The Uganda Revenue Authority (URA) in the Daily Monitor dated 4th September mandated the Electronic Fiscal Receipting and Invoicing System (EFRIS) for business rental properties (In practice, the legal requirement is based on the turnover, i.e., 150 million and above), requiring EFRIS-generated receipts for rent payments related to shops, offices, and warehouses. This move is a significant leap in Uganda’s drive toward tax digitization efforts.
This rollout should give you a déjà vu moment as it echoes last year’s EFRIS enforcement in downtown Kampala, where traders pushed back initially but gradually adopted the system.
Implications for Stakeholders
For Tenants: Tenants will receive electronic receipts instead of handwritten ones, which enhances transparency and allows for accurate VAT claims. However, landlords may adjust rents to cover compliance costs.
For Landlords: This system reduces the risk of misreporting and fosters a fairer environment for compliant landlords, contributing to URA’s domestic revenue target of UGX37trillion for the year 2025/26 by minimizing revenue losses.
For Accountants and Auditors: Expect an increase in inquiries from landlords about compliance and setup. The traceability of rental income declarations will simplify audit processes and create opportunities for advising clients on digital compliance and improved record-keeping.
For URA: URA could automate the rental tax return, thereby reducing errors and tax evasion, but also, this enforcement will lead to increased revenue collection, as this will close one of the biggest gaps in rental income compliance.

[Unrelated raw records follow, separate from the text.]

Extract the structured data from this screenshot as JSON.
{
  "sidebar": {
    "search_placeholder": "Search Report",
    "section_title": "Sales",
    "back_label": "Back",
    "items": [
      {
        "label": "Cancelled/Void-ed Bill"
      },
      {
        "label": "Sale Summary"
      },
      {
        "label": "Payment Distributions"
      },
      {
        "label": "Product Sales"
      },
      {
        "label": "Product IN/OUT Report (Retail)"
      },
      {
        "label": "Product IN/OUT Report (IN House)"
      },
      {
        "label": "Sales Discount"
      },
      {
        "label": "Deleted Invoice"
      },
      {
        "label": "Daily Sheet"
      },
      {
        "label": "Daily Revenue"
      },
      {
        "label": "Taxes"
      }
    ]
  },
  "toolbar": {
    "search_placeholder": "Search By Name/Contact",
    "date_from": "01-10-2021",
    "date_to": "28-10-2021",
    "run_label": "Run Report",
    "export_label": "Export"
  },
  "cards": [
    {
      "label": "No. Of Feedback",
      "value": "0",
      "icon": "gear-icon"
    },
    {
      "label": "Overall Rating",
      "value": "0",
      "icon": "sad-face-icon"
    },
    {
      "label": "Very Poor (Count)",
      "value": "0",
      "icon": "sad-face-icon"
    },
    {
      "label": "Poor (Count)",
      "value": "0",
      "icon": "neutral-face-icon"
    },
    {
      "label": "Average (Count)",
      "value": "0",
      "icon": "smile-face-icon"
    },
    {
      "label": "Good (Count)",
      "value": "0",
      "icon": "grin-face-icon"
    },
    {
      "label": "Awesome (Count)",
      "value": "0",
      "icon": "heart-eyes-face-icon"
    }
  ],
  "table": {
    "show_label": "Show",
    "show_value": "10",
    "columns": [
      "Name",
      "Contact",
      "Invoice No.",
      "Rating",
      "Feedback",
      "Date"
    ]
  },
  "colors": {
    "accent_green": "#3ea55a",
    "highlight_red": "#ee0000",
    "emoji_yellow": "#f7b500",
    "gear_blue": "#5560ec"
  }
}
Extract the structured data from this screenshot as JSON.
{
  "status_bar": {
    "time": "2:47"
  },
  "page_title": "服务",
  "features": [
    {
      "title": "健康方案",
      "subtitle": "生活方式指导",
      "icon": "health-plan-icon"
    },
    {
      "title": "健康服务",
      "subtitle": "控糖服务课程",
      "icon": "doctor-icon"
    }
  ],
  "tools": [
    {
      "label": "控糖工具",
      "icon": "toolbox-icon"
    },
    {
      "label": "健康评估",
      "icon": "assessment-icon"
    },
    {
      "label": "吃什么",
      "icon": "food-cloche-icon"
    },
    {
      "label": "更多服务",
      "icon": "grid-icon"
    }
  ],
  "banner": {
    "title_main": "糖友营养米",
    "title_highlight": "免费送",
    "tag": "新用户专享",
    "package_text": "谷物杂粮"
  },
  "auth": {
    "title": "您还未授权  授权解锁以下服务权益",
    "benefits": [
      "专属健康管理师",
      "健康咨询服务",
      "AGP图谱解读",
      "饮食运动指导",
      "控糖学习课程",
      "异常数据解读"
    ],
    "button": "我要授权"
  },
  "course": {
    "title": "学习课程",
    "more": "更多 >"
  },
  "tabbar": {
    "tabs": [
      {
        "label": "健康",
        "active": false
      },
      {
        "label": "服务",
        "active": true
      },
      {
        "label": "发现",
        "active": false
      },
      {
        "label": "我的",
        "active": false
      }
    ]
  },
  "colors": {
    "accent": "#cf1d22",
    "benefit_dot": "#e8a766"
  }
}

Penalties for Non-Compliance
The taxpayer is liable to a penal tax equivalent to the tax due on or 8 million, whichever is higher, for not using EFRIS, and a Penal tax equivalent to the tax due on the goods or services or 6 million, whichever is higher, for failure to use an e-receipt/e-invoice. (Section 76 of the Tax Procedures Code Act (as Amended).
Conclusion
EFRIS has become a necessary standard in Uganda. This transition offers tenants, landlords, accountants, and auditors a valuable opportunity to embrace compliance, enhance transparency, and create genuine value in how rental income is tracked and analyzed.